Bitcoin Holds Under $60K While Solana Breaks Records and June Crypto Thefts Hit $76M
Bitcoin Holds Under <$60K> While Solana Breaks Records and June Crypto Thefts Hit <$76M>
Crypto markets opened July on a weak note. Bitcoin traded near $58,600 after dropping another 1.2 percent in the last day. A short overnight bounce pushed liquidations to $448 million, with $265 million hitting short sellers who were caught off guard.
Bitcoin Price Action and ETF Flows
Bitcoin has not been able to push back above the $60,000 level. Spot Bitcoin ETFs saw another $296 million leave the products yesterday. BlackRock’s IBIT alone accounted for $219 million of those outflows. Over the past ten days, IBIT has moved more than $2.1 billion worth of Bitcoin, showing how one large player can still steer daily price moves.
Most large tokens finished the day lower. Only Stellar and Cardano posted gains, rising 11 percent and 4.5 percent.
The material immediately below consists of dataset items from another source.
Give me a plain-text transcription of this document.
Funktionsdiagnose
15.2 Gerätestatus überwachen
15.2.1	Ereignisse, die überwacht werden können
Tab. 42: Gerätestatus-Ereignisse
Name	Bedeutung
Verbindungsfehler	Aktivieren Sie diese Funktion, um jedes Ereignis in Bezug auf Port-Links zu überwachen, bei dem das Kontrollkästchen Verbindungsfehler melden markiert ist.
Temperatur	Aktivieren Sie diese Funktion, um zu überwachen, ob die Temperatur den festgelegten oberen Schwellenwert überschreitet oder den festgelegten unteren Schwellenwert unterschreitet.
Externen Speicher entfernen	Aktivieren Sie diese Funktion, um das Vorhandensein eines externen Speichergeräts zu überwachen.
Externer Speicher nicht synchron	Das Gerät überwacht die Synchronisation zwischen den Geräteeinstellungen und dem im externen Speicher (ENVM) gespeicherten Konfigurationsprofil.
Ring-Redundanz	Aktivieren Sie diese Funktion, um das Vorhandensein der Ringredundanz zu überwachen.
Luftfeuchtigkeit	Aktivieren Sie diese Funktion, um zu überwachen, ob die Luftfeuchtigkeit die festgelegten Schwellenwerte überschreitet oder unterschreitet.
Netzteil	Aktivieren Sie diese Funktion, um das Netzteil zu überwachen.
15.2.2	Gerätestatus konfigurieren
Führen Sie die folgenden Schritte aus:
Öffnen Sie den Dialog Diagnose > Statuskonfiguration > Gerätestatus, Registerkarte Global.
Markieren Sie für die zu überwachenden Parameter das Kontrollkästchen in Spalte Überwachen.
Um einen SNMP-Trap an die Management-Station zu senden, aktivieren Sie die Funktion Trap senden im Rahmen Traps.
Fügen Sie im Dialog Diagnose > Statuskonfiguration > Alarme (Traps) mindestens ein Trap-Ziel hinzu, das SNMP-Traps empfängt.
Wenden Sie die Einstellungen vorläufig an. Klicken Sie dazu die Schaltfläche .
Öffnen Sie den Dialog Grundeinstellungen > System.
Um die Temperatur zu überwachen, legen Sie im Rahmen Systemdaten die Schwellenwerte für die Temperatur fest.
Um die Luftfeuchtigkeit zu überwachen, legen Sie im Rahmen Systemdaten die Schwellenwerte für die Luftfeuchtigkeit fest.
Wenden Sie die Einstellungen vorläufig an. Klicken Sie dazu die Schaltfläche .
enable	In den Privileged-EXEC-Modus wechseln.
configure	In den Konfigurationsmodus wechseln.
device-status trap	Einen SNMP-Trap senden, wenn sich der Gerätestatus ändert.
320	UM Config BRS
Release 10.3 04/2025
Overall trading volume fell to $75 billion from $82 billion the day before. The Fear and Greed Index climbed to 19 but is expected to drop again once the brief rally fades.
Solana Sets Fresh Network Records
Solana keeps posting new highs in usage even while its token price stays flat. In the last 30 days the network handled 3.77 billion non-vote transactions, the highest monthly total ever recorded. Apps running on Solana earned $257 million in revenue during the second quarter, keeping the chain at the top of Layer-1 dApp revenue for the ninth straight quarter.
A new on-chain governance system called Solana Governance Proposals now lets validators and token holders vote directly on network changes. This move should help attract more big institutions that want clearer rules before they commit money. Tokenized equity volume on Solana reached $3.31 billion in June, giving the chain a 95.6 percent share of that market.
June Crypto Losses Reach $76 Million
Hackers took roughly $75.9 million from crypto projects in June across 40 separate attacks. That amount is 7 percent lower than May, hinting that some attackers may be running out of easy targets. The biggest single loss came from the Humanity Protocol exploit, which cost the project around $31 million to $36 million after a private key was stolen.
Other large incidents included a $10 million Syscoin bridge hack, a $7.5 million theft from a MEV bot, and smaller attacks on Secret Network, Polymarket users, and several smaller platforms. Losses ranged from $2.4 million to $4.67 million in those cases.
What Comes Next
Bitcoin needs fresh buying pressure to break the $60,000 barrier again. Solana’s strong usage numbers show real growth, yet broader market fear is still holding its price back. Lower hack totals may signal that projects are getting better at security, but users should stay careful with private keys and bridge contracts. Watch ETF flows and network activity closely over the next few weeks for clearer direction.